The classic definition is that a hypersensitivity reaction is
an immune response that results in bystander damage to the self.
It's usually an exaggeration of normal immune mechanisms.
It's the important pathophysiological basis for many diseases,
including the diseases of allergy and autoimmunity.
1:09
Let's just start with the fundamental question which is, does autoimmunity exist?
You may wonder why we asked this question at all.
But, at the beginning of the 20th century,
it was thought that autoimmunity was impossible.
Ehrlich who went on to get the Nobel Prize found that
he was unable to immunize animals against self tissue.
He surmised that autoimmunity was, in fact,
impossible and he described it as "horror autotoxicus."
Now in the 1940s-1950s,
it became clear that autoimmunity did, in fact,
occur and was present in some human diseases.

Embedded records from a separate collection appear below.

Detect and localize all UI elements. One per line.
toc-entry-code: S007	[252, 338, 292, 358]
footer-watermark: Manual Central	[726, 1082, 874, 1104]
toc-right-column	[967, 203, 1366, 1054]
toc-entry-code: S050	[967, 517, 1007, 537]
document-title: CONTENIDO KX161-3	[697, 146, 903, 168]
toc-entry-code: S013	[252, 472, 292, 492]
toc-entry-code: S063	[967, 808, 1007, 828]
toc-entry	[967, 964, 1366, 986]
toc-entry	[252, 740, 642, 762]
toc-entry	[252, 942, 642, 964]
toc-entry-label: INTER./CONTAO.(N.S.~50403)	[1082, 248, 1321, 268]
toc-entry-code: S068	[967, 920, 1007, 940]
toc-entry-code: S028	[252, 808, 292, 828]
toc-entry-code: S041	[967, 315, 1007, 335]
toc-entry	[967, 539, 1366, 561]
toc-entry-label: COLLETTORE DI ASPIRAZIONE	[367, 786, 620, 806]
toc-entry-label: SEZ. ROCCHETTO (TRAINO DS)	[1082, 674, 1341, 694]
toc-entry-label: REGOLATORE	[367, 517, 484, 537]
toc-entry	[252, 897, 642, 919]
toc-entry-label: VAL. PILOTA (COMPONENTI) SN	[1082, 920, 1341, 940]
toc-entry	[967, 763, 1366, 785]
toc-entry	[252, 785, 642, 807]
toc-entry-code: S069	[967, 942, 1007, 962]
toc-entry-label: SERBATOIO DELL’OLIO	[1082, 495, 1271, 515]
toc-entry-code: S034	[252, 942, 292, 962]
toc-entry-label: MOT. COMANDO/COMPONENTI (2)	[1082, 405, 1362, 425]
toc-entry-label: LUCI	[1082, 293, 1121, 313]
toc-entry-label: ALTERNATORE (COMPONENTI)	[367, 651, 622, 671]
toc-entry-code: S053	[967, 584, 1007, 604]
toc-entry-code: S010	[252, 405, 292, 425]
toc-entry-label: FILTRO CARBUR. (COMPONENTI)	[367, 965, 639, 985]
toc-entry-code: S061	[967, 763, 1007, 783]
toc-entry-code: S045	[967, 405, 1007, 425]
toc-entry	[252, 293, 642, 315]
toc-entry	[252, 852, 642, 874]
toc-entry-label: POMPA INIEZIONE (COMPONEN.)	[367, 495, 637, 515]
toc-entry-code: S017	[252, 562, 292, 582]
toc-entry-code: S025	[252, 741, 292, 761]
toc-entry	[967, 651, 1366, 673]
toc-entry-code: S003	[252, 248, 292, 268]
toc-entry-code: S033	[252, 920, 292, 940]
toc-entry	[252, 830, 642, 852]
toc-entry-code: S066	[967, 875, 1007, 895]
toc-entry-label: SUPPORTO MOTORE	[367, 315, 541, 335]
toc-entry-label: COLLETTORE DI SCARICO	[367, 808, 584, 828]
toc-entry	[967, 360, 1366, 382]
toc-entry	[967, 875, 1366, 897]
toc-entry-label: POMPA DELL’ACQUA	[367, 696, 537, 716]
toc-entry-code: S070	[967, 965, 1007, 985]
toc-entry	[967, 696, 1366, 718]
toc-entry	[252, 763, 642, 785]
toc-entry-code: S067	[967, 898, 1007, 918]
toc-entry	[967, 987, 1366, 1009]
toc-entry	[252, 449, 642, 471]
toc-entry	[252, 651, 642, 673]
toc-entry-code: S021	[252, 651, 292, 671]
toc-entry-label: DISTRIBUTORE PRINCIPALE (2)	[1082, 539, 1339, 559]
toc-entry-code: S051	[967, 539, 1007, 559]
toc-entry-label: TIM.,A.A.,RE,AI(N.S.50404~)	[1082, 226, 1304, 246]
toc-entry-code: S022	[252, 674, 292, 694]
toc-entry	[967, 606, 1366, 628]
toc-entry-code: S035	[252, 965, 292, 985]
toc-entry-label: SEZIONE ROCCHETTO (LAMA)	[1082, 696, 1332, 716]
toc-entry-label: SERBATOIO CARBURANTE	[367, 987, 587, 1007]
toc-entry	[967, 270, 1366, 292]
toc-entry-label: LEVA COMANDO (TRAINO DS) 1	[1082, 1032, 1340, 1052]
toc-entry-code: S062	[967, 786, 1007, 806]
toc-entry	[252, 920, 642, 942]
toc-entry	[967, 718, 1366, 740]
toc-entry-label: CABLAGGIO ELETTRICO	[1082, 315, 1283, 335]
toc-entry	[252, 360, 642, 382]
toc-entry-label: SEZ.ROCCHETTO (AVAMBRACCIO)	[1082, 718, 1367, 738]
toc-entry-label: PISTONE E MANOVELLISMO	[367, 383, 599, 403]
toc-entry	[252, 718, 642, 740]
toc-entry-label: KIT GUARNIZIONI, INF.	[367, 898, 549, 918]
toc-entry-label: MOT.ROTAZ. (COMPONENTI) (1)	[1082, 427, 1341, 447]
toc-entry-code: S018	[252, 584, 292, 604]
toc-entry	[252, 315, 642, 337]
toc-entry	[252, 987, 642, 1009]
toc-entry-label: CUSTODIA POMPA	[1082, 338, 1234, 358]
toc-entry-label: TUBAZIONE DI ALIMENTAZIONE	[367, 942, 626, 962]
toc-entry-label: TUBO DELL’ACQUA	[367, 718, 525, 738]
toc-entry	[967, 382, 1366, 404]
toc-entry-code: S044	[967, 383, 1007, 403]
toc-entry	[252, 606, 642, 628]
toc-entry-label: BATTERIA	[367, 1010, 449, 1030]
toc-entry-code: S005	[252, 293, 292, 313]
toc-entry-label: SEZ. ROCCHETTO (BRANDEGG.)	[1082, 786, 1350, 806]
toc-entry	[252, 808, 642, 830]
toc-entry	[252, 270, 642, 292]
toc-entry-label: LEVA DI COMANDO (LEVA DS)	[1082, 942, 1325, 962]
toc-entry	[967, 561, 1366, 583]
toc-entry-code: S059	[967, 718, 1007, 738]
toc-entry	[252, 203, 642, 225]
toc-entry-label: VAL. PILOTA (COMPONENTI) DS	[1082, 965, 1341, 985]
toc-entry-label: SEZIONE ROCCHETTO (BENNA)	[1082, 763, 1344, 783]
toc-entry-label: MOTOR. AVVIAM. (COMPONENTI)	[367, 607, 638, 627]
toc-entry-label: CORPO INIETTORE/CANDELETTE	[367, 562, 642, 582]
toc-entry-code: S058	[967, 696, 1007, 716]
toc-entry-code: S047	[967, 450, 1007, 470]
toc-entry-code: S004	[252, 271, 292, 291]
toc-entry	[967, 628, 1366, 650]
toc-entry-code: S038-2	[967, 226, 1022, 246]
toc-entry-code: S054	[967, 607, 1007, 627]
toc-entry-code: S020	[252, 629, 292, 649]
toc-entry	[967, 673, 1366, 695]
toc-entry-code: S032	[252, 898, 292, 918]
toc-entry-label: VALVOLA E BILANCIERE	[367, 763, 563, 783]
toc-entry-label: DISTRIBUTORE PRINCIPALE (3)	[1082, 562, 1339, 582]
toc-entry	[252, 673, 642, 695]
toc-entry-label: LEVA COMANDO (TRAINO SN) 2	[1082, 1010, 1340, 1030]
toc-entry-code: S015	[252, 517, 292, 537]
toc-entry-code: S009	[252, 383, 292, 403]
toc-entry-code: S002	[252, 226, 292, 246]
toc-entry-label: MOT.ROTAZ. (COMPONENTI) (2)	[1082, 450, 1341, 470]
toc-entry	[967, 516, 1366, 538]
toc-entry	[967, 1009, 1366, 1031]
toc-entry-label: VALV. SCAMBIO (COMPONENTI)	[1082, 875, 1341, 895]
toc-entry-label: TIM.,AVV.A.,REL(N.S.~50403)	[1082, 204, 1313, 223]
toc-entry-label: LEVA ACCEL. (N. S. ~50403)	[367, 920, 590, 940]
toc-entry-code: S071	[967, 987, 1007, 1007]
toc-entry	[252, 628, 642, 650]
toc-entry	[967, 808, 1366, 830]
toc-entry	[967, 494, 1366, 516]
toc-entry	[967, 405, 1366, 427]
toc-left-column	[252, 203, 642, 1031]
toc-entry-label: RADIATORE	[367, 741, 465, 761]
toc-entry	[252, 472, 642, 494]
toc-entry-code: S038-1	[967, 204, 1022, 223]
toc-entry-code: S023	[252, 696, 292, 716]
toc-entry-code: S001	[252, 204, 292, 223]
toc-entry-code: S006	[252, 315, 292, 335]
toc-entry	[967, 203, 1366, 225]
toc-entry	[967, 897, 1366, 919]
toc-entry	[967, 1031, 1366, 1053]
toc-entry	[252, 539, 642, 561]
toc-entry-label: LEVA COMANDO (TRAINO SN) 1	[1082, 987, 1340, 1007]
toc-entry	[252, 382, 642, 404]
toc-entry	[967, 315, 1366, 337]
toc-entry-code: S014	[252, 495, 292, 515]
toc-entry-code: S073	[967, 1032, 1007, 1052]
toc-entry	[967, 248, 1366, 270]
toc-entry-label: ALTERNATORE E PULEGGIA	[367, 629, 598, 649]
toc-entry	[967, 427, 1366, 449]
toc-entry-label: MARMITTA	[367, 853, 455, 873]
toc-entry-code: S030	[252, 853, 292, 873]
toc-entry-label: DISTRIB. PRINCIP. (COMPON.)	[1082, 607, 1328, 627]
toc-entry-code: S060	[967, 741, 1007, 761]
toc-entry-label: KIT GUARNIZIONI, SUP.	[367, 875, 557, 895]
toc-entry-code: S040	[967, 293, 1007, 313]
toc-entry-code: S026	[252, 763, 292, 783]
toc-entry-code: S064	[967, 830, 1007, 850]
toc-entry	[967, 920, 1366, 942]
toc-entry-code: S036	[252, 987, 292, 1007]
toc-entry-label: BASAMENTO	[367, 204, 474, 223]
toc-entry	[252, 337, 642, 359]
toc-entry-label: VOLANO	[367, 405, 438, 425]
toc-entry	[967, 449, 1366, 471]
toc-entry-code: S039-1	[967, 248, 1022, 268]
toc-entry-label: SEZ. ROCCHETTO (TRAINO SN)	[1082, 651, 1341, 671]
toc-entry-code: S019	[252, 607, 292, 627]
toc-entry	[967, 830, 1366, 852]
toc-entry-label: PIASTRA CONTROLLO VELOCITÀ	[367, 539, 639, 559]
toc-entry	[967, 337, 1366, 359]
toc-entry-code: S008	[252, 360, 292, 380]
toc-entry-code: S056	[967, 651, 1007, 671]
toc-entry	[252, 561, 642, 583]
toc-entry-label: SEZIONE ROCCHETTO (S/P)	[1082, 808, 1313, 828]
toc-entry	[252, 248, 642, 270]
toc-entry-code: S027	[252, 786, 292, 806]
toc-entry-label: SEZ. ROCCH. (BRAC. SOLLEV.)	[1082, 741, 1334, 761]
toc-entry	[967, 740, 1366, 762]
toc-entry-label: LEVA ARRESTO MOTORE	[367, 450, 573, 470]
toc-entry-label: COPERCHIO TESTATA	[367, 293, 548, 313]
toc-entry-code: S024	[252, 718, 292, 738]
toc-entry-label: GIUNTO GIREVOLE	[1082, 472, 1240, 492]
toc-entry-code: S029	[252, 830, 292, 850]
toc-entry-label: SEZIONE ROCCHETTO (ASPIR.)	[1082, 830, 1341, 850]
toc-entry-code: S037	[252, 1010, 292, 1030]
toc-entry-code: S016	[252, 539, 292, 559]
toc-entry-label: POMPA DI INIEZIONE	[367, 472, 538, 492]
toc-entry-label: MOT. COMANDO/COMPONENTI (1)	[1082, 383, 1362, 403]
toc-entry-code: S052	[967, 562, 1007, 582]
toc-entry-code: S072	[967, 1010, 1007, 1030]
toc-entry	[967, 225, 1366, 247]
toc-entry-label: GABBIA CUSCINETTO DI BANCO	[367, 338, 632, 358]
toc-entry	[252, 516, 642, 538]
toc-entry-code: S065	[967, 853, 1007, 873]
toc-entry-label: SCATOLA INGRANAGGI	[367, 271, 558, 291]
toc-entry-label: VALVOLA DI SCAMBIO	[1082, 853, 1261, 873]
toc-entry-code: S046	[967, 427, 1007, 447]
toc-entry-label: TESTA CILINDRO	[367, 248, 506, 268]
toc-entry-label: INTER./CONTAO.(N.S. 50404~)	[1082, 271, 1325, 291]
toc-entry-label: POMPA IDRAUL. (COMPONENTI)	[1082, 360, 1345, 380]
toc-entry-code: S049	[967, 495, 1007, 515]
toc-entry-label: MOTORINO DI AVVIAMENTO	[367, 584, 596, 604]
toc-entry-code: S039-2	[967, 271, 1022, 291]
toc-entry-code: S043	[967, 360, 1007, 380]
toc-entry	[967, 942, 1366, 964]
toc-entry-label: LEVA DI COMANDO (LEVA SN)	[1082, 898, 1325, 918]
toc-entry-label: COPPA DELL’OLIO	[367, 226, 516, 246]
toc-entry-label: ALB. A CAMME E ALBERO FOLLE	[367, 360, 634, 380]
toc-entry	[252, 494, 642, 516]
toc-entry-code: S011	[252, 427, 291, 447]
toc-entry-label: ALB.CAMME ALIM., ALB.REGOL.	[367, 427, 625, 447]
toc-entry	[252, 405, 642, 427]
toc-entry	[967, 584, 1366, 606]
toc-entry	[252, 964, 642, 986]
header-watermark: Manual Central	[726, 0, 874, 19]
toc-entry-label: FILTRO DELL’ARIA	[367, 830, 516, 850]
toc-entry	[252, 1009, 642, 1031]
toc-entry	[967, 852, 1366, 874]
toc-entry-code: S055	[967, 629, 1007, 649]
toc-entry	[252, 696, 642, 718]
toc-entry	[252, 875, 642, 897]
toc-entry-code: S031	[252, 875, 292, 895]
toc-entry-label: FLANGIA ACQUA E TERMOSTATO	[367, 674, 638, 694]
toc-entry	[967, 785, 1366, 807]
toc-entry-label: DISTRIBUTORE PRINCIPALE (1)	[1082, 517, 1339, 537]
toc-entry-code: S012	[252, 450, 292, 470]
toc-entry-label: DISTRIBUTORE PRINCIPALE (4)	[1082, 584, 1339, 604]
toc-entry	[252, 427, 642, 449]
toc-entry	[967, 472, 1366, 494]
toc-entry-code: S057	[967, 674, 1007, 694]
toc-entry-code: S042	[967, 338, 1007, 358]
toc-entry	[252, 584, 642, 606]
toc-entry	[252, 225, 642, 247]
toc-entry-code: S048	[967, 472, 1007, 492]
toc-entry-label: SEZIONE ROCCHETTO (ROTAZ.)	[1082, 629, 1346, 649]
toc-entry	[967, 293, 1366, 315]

Now, the first autoimmune disease to be described was autoimmune hemolytic anemia,
where the autoimmunity is against red blood cells.
Subsequently, with Witebsky and Rose,
Witebsky was a student of Ehrlich's and they described that immunization of rabbits
with a rabbit hormone would result in antibodies and inflammation.
Now, things have progressed since then, and at the moment,
we think that up to 5 percent of the population is affected by an autoimmune disease.
These conditions that are associated with hypersensitivity reactions are very common.